Experimental Theater Built To Survive the Zombie Apocalypse: Radiohole’s NOW SERVING
“We’re all going to die!” Maggie Hoffman decries as the kick-off to a moribund toast in the early moments of Radiohole’s Now Serving at the Collapsible Hole through November 16th. Described on their website as “an irreverent dinner party featuring haute vaginal cuisine,” the copy helpfully adds, “You will get wet: You might get drenched.” I can attest, although from second row in the peanut gallery, liquid only managed to hit one of my shoes. The people in the first row had already been issued sunglasses and had napkins to hold up against the carnage. All we had by means of shield in the second row was the people in the first row.
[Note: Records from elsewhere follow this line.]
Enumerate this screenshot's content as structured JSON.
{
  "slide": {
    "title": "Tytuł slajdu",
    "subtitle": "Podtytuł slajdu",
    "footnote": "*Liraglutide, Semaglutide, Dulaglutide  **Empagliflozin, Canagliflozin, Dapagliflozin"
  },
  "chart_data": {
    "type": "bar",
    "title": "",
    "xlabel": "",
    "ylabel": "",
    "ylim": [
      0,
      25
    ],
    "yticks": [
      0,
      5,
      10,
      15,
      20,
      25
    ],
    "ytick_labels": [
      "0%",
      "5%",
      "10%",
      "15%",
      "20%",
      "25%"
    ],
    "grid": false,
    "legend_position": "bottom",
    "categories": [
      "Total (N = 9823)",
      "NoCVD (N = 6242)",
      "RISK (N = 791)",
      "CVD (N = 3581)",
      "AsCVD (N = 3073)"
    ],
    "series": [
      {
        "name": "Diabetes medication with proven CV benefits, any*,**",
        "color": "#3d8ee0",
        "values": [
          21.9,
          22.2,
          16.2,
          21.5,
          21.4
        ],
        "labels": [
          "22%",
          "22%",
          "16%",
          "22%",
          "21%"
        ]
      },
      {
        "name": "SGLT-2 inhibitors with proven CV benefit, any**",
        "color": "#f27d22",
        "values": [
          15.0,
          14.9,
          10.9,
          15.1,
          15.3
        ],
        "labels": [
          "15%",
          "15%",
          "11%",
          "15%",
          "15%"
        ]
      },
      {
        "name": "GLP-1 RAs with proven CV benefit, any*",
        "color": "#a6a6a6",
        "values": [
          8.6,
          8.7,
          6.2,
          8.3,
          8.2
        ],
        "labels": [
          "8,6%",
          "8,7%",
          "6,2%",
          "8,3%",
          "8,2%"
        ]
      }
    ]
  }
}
This was my first Radiohole show. I came in with certain expectations for the work based on hearsay. That it would be a brash attack on decency, perhaps. I was (and am) also of the mindset that that which we would consider “downtown” theater and performance in New York City, if not dead, is now on the endangered list of the theatrical ecosystem. There has been a distinct shift in programming even in the past eight years (the amount of time I’ve lived in New York). Fewer and fewer venues remain, audiences are hard to come by. The younger generation of theater artists seem more inclined to write plays without the means to produce them, leaving pound upon pound of sacred text on the doorsteps of new play-producing organizations. Funding grows ever scarcer. In a sense, seeing a Radiohole show contained within a native environment (their own space! How rare!) was like going on experimental safari. What would we find? An artifact from a previous generation of makers?
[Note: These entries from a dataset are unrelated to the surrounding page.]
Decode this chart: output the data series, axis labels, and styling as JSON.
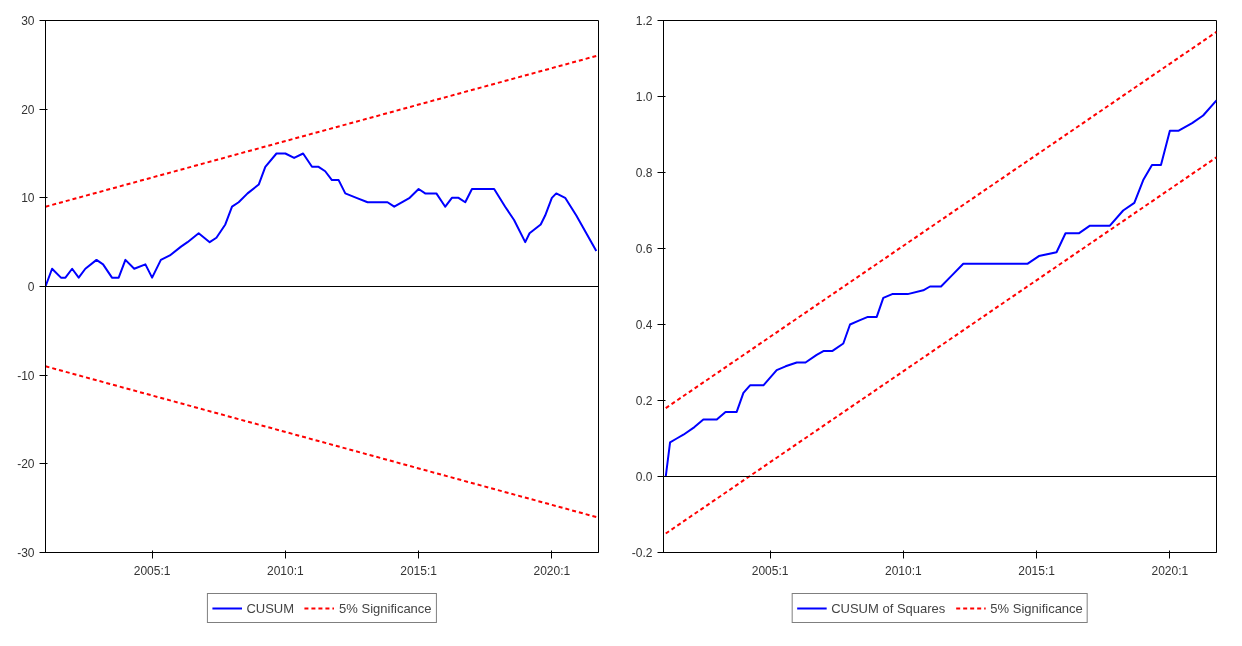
{
  "chart_data": [
    {
      "type": "line",
      "x": [
        "2001-01",
        "2001-04",
        "2001-08",
        "2001-10",
        "2002-01",
        "2002-04",
        "2002-07",
        "2002-12",
        "2003-03",
        "2003-07",
        "2003-10",
        "2004-01",
        "2004-05",
        "2004-10",
        "2005-01",
        "2005-05",
        "2005-09",
        "2006-02",
        "2006-05",
        "2006-10",
        "2007-03",
        "2007-06",
        "2007-10",
        "2008-01",
        "2008-04",
        "2008-08",
        "2009-01",
        "2009-04",
        "2009-09",
        "2010-01",
        "2010-05",
        "2010-09",
        "2011-01",
        "2011-04",
        "2011-07",
        "2011-10",
        "2012-01",
        "2012-04",
        "2012-09",
        "2013-02",
        "2013-11",
        "2014-02",
        "2014-09",
        "2015-01",
        "2015-04",
        "2015-09",
        "2016-01",
        "2016-04",
        "2016-07",
        "2016-10",
        "2017-01",
        "2017-08",
        "2017-11",
        "2018-04",
        "2018-08",
        "2019-01",
        "2019-03",
        "2019-08",
        "2019-10",
        "2020-01",
        "2020-03",
        "2020-07",
        "2020-12",
        "2021-09"
      ],
      "series": [
        {
          "name": "CUSUM",
          "color": "#0000ff",
          "line_style": "solid",
          "values": [
            0,
            2,
            1,
            1,
            2,
            1,
            2,
            3,
            2.5,
            1,
            1,
            3,
            2,
            2.5,
            1,
            3,
            3.5,
            4.5,
            5,
            6,
            5,
            5.5,
            7,
            9,
            9.5,
            10.5,
            11.5,
            13.5,
            15,
            15,
            14.5,
            15,
            13.5,
            13.5,
            13,
            12,
            12,
            10.5,
            10,
            9.5,
            9.5,
            9,
            10,
            11,
            10.5,
            10.5,
            9,
            10,
            10,
            9.5,
            11,
            11,
            11,
            9,
            7.5,
            5,
            6,
            7,
            8,
            10,
            10.5,
            10,
            8,
            4
          ]
        },
        {
          "name": "5% Significance",
          "color": "#ff0000",
          "line_style": "dashed",
          "x": [
            "2001-01",
            "2021-09"
          ],
          "values": [
            9,
            26
          ]
        },
        {
          "color": "#ff0000",
          "line_style": "dashed",
          "x": [
            "2001-01",
            "2021-09"
          ],
          "values": [
            -9,
            -26
          ]
        }
      ],
      "xlim": [
        "2001-01",
        "2021-10"
      ],
      "xticks": [
        {
          "value": "2005-01",
          "label": "2005:1"
        },
        {
          "value": "2010-01",
          "label": "2010:1"
        },
        {
          "value": "2015-01",
          "label": "2015:1"
        },
        {
          "value": "2020-01",
          "label": "2020:1"
        }
      ],
      "ylim": [
        -30,
        30
      ],
      "yticks": [
        -30,
        -20,
        -10,
        0,
        10,
        20,
        30
      ],
      "ref_lines": [
        {
          "axis": "y",
          "value": 0,
          "color": "#000000"
        }
      ],
      "grid": false,
      "legend": "bottom"
    },
    {
      "type": "line",
      "x": [
        "2001-02",
        "2001-04",
        "2001-07",
        "2001-10",
        "2002-03",
        "2002-07",
        "2003-01",
        "2003-05",
        "2003-10",
        "2004-01",
        "2004-04",
        "2004-10",
        "2005-04",
        "2005-08",
        "2006-01",
        "2006-05",
        "2006-10",
        "2007-01",
        "2007-05",
        "2007-10",
        "2008-01",
        "2008-05",
        "2008-09",
        "2009-01",
        "2009-04",
        "2009-08",
        "2010-03",
        "2010-10",
        "2011-01",
        "2011-06",
        "2011-11",
        "2012-04",
        "2012-12",
        "2013-02",
        "2014-09",
        "2015-02",
        "2015-10",
        "2016-02",
        "2016-08",
        "2017-01",
        "2017-10",
        "2018-04",
        "2018-09",
        "2019-01",
        "2019-05",
        "2019-09",
        "2020-01",
        "2020-05",
        "2020-11",
        "2021-04",
        "2021-10"
      ],
      "series": [
        {
          "name": "CUSUM of Squares",
          "color": "#0000ff",
          "line_style": "solid",
          "values": [
            0,
            0.09,
            0.1,
            0.11,
            0.13,
            0.15,
            0.15,
            0.17,
            0.17,
            0.22,
            0.24,
            0.24,
            0.28,
            0.29,
            0.3,
            0.3,
            0.32,
            0.33,
            0.33,
            0.35,
            0.4,
            0.41,
            0.42,
            0.42,
            0.47,
            0.48,
            0.48,
            0.49,
            0.5,
            0.5,
            0.53,
            0.56,
            0.56,
            0.56,
            0.56,
            0.58,
            0.59,
            0.64,
            0.64,
            0.66,
            0.66,
            0.7,
            0.72,
            0.78,
            0.82,
            0.82,
            0.91,
            0.91,
            0.93,
            0.95,
            0.99
          ]
        },
        {
          "name": "5% Significance",
          "color": "#ff0000",
          "line_style": "dashed",
          "x": [
            "2001-02",
            "2021-10"
          ],
          "values": [
            0.18,
            1.17
          ]
        },
        {
          "color": "#ff0000",
          "line_style": "dashed",
          "x": [
            "2001-02",
            "2021-10"
          ],
          "values": [
            -0.15,
            0.84
          ]
        }
      ],
      "xlim": [
        "2001-01",
        "2021-10"
      ],
      "xticks": [
        {
          "value": "2005-01",
          "label": "2005:1"
        },
        {
          "value": "2010-01",
          "label": "2010:1"
        },
        {
          "value": "2015-01",
          "label": "2015:1"
        },
        {
          "value": "2020-01",
          "label": "2020:1"
        }
      ],
      "ylim": [
        -0.2,
        1.2
      ],
      "yticks": [
        {
          "value": -0.2,
          "label": "-0.2"
        },
        {
          "value": 0.0,
          "label": "0.0"
        },
        {
          "value": 0.2,
          "label": "0.2"
        },
        {
          "value": 0.4,
          "label": "0.4"
        },
        {
          "value": 0.6,
          "label": "0.6"
        },
        {
          "value": 0.8,
          "label": "0.8"
        },
        {
          "value": 1.0,
          "label": "1.0"
        },
        {
          "value": 1.2,
          "label": "1.2"
        }
      ],
      "ref_lines": [
        {
          "axis": "y",
          "value": 0,
          "color": "#000000"
        }
      ],
      "grid": false,
      "legend": "bottom"
    }
  ]
}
The answer: Kind of? Now Serving is comforting, in a weird way. It’s certainly not comfortable, but in its rigor, formal structure (the courses dictate the shifts in action), and performative daring, it achieves messiness without being sloppy. This exquisite mess, as anyone who goes to any amount of experimental performance knows, is actually very difficult to accomplish. It takes detailed preparation, planning, and experience to make a proper mess without endangerment of actors or audience. And even if this wasn’t a full-blown chaos (a friend I ran into at the show who has seen other Radiohole performances described it as “for them, a chamber piece”), it still serves as a vital reminder that the tried-and-true experimentalist tricks still work, can speak with force and truth despite their abstraction in the face of our present mess.
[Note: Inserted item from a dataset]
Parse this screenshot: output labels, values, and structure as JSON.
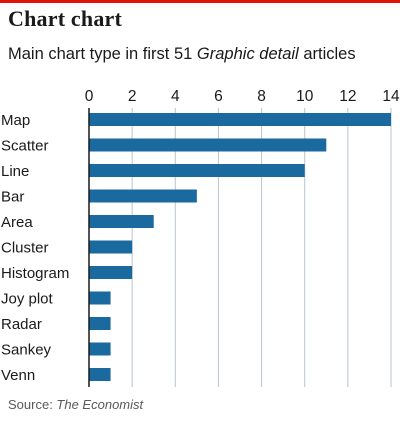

And so, even if death is on everyone’s menu, lurking somewhere after dessert, this evening, we survived. We all survived. Even Pepe the frog, played by Eric Dyer, who fills the role of a man-servant (kind of) and is beheaded, turned into froggy meatloaf, and served as a main course, later gets up off the table and makes an esoteric phone call that includes the words “banana dildo” and is about farting but somehow functions at the highest level of eloquence. We may be all about to die, and scrappy downtown experimentalism may be making its last stand against extinction-level events, but tonight, we keep drinking, eating, living.